Opioid crisis: US Supreme Court rejects compensation deal that exonerated Purdue lab owner family

The US Supreme Court on Thursday rejected the validity of a compensation agreement of some $6 billion in the opioid crisis on the grounds that it exempted the Sackler family, owner of the Purdue laboratory, from any future lawsuits from victims.

The Court ruled by a majority of five votes to four. The Department of Justice criticized this agreement, concluded in 2022 with the 50 American states, local communities and individual victims and validated by a federal appeals court, for protecting the Sackler family from any future prosecution, including victims who did not consent to it.

“The Bankruptcy Code does not authorize […] an immunization from prosecution without the consent of affected plaintiffs,” wrote Neil Gorsuch on behalf of the majority, joined by three other conservative judges and one progressive.

The Sacklers are accused of having aggressively promoted their pain medication OxyContin for years while being aware of its highly addictive nature. The sale of this product brought them tens of billions of dollars.

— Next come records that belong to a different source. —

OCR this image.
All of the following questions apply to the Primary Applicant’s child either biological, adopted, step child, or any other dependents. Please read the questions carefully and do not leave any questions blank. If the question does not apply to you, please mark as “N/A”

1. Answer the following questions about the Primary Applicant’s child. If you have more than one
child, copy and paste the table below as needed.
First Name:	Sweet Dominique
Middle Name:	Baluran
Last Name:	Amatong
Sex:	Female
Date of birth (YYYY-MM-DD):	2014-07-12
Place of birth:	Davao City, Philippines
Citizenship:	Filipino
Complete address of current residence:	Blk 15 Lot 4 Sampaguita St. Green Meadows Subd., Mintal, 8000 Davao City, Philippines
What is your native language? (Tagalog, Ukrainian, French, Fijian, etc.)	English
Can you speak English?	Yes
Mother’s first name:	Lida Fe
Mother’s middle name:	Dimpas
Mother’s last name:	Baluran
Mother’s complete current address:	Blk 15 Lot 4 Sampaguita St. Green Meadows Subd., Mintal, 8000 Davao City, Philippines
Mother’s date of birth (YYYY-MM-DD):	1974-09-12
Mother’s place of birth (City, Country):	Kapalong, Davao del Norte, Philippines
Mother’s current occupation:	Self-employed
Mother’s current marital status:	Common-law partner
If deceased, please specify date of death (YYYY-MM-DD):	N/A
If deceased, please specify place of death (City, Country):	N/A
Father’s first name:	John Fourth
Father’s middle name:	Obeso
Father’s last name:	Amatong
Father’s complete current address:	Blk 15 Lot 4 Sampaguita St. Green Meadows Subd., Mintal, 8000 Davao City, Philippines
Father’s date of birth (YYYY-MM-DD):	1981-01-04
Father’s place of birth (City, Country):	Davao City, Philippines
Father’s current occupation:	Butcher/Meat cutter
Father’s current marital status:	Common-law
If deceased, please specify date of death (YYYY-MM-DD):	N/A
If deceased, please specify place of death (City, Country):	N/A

The overprescription of this opiate is generally considered to be the trigger of the crisis which has claimed more than half a million victims in 20 years in the United States.

Billions “siphoned”

Targeted by an avalanche of lawsuits, the Purdue pharmaceutical laboratory declared bankruptcy in 2019 and has since negotiated a plan, the latest version of which provides for its closure by 2024 in the United States for the benefit of a new entity and the payment of ‘at least $5.5 billion over 18 years.

The Supreme Court had suspended this agreement in August at the request of the government.

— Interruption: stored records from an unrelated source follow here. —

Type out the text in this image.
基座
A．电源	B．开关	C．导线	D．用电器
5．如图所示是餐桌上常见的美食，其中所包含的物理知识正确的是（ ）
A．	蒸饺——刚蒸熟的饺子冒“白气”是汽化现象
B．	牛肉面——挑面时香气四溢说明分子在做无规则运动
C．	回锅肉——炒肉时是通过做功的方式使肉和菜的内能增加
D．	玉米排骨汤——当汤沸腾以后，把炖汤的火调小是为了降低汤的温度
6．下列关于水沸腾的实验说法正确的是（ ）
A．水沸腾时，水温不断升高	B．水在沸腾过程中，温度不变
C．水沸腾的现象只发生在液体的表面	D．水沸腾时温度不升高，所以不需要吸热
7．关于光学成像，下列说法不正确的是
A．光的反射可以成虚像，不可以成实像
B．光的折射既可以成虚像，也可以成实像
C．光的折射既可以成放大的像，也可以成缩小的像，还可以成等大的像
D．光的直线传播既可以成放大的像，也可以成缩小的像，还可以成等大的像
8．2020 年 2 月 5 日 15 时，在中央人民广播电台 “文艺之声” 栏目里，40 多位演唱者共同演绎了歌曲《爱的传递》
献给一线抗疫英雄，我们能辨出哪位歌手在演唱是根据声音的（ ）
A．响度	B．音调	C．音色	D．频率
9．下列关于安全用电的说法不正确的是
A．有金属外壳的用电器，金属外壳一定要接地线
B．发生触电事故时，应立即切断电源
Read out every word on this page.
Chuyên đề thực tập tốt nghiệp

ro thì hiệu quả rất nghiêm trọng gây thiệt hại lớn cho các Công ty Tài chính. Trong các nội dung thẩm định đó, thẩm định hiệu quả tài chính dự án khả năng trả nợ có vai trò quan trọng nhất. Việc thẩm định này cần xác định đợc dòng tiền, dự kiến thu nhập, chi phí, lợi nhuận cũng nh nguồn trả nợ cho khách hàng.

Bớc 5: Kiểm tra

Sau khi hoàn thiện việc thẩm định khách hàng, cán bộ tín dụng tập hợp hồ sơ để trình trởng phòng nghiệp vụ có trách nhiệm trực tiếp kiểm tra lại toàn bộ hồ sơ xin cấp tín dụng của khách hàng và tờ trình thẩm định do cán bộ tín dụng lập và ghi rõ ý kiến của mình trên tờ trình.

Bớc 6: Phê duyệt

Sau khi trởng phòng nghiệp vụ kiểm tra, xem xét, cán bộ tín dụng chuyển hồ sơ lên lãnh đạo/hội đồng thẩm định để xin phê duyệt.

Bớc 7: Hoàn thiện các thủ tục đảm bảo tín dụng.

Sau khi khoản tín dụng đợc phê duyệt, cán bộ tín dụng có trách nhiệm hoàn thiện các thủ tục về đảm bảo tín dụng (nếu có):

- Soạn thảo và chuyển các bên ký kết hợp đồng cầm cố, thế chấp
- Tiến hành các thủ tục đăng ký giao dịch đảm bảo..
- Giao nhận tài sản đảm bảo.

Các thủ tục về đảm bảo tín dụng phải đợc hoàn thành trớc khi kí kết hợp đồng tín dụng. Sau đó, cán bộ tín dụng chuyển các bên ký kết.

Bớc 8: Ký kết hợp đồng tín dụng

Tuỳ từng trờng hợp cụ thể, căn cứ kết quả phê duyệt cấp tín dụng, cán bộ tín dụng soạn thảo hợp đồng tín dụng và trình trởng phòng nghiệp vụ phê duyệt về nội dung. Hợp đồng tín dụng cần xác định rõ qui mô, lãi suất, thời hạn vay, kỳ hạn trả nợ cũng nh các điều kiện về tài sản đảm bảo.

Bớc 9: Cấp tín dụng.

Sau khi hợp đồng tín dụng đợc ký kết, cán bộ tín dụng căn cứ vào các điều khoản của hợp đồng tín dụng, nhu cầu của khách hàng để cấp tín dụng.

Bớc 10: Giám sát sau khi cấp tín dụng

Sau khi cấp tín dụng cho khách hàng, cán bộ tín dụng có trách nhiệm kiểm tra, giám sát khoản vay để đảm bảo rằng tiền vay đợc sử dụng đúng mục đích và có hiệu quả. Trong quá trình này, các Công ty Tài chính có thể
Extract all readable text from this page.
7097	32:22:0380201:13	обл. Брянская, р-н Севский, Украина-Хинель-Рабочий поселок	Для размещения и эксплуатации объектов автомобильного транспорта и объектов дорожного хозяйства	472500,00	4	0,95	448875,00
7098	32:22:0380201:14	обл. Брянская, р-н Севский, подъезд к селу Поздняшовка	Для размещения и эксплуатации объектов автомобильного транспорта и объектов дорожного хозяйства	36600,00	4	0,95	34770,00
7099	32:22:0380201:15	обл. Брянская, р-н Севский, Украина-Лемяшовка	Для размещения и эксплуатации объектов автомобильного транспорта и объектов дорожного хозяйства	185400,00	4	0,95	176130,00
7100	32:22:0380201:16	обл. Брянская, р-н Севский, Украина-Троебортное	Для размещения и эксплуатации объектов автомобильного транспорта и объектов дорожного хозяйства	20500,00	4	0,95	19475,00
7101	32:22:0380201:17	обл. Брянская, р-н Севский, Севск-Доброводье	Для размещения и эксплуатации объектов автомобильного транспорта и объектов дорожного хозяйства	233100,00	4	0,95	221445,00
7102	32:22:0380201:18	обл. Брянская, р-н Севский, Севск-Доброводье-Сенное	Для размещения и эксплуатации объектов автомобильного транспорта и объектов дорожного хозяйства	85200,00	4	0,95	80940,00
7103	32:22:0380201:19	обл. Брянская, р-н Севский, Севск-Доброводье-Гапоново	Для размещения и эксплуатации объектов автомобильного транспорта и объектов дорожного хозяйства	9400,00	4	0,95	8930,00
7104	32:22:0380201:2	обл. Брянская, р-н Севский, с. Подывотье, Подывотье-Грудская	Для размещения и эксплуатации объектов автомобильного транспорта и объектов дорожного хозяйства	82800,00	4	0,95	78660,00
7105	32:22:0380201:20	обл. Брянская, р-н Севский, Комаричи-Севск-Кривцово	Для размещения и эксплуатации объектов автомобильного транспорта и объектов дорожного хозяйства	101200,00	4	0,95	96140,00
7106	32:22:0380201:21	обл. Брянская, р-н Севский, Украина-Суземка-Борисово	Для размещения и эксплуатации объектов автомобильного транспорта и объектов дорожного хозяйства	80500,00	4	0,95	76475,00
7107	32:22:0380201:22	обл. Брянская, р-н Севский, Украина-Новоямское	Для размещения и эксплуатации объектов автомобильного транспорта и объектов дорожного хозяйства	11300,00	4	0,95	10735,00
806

During the debates in November, the nine judges showed themselves to be unusually torn, balancing between the risk of compromising the victims’ compensation, and that of recognizing a court, in a bankruptcy case, the right to immunize the Sacklers against future prosecutions.

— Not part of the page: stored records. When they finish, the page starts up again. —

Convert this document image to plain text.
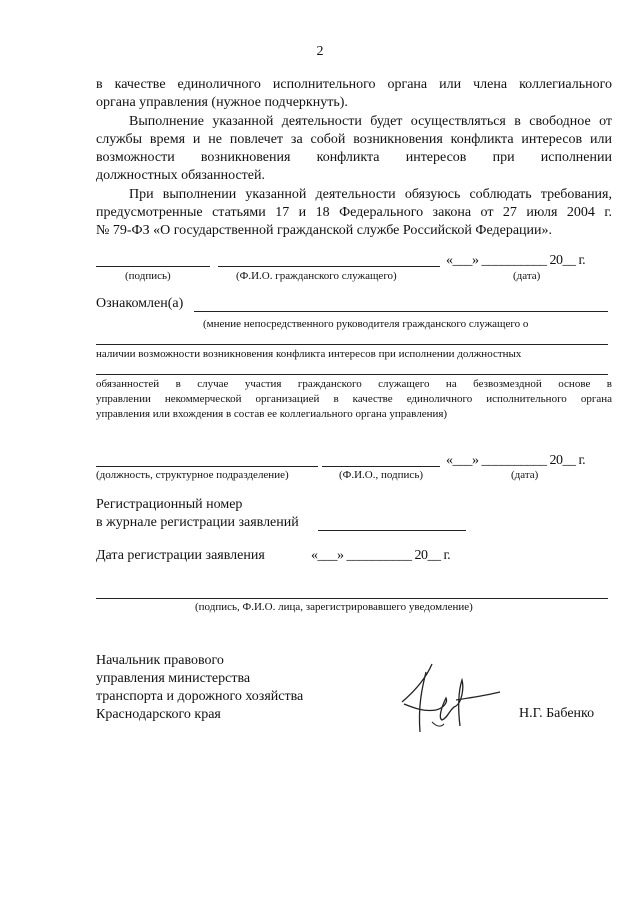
2
в качестве единоличного исполнительного органа или члена коллегиального
органа управления (нужное подчеркнуть).
Выполнение указанной деятельности будет осуществляться в свободное от
службы время и не повлечет за собой возникновения конфликта интересов или
возможности возникновения конфликта интересов при исполнении
должностных обязанностей.
При выполнении указанной деятельности обязуюсь соблюдать требования,
предусмотренные статьями 17 и 18 Федерального закона от 27 июля 2004 г.
№ 79-ФЗ «О государственной гражданской службе Российской Федерации».
«___» __________ 20__ г.
(подпись)	(Ф.И.О. гражданского служащего)	(дата)
Ознакомлен(а)
(мнение непосредственного руководителя гражданского служащего о
наличии возможности возникновения конфликта интересов при исполнении должностных
обязанностей в случае участия гражданского служащего на безвозмездной основе в
управлении некоммерческой организацией в качестве единоличного исполнительного органа
управления или вхождения в состав ее коллегиального органа управления)
«___» __________ 20__ г.
(должность, структурное подразделение)	(Ф.И.О., подпись)	(дата)
Регистрационный номер
в журнале регистрации заявлений
Дата регистрации заявления	«___» __________ 20__ г.
(подпись, Ф.И.О. лица, зарегистрировавшего уведомление)
Начальник правового
управления министерства
транспорта и дорожного хозяйства
Краснодарского края	Н.Г. Бабенко
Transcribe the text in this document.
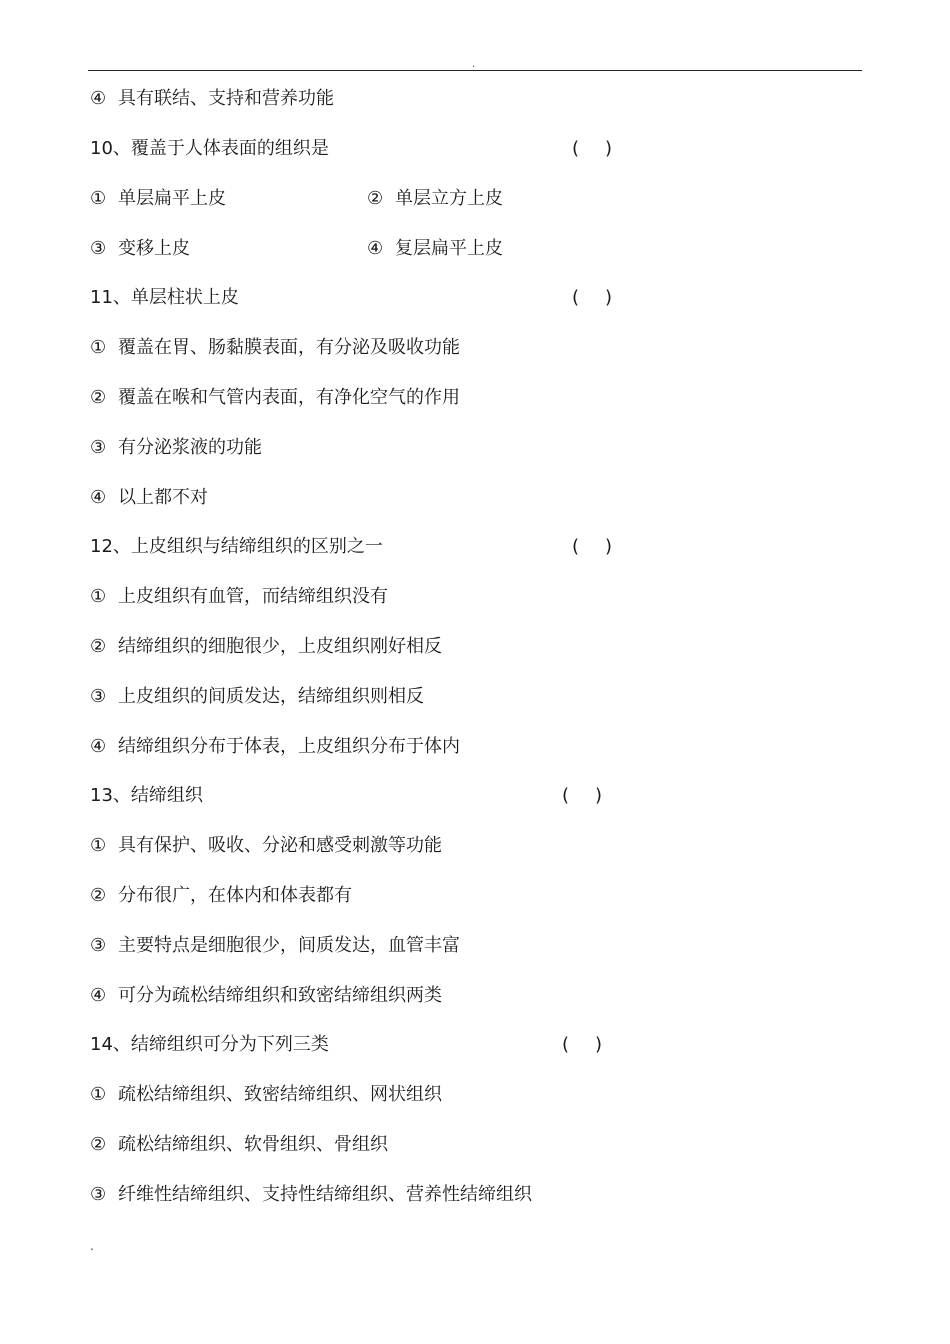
.
④ 具有联结、支持和营养功能
10、覆盖于人体表面的组织是	( )
① 单层扁平上皮	② 单层立方上皮
③ 变移上皮	④ 复层扁平上皮
11、单层柱状上皮	( )
① 覆盖在胃、肠黏膜表面，有分泌及吸收功能
② 覆盖在喉和气管内表面，有净化空气的作用
③ 有分泌浆液的功能
④ 以上都不对
12、上皮组织与结缔组织的区别之一	( )
① 上皮组织有血管，而结缔组织没有
② 结缔组织的细胞很少，上皮组织刚好相反
③ 上皮组织的间质发达，结缔组织则相反
④ 结缔组织分布于体表，上皮组织分布于体内
13、结缔组织	( )
① 具有保护、吸收、分泌和感受刺激等功能
② 分布很广，在体内和体表都有
③ 主要特点是细胞很少，间质发达，血管丰富
④ 可分为疏松结缔组织和致密结缔组织两类
14、结缔组织可分为下列三类	( )
① 疏松结缔组织、致密结缔组织、网状组织
② 疏松结缔组织、软骨组织、骨组织
③ 纤维性结缔组织、支持性结缔组织、营养性结缔组织
.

If the Justice Department’s bankruptcy trustee, who is challenging the deal, “wins his case, the billions of dollars earmarked for opioid prevention and compensation will evaporate and creditors and victims will be left with nothing.” , argued the laboratory’s lawyer, Gregory Garre.

His colleague representing the victims who signed the agreement, Pratik Shah, also considered it “irresponsible for the bankruptcy trustee to suggest that there is some kind of secret alternative to obtain compensation”, saying that “without the exemption, the plan will unravel”.

“We are saying that there are other opioid victims who have also suffered tragic harm who say they do not consent to having their rights forcibly extinguished,” replied government lawyer Curtis Gannon.

The Justice Department said the Sacklers “siphoned” some $11 billion from the company in the years before it filed for bankruptcy in 2019.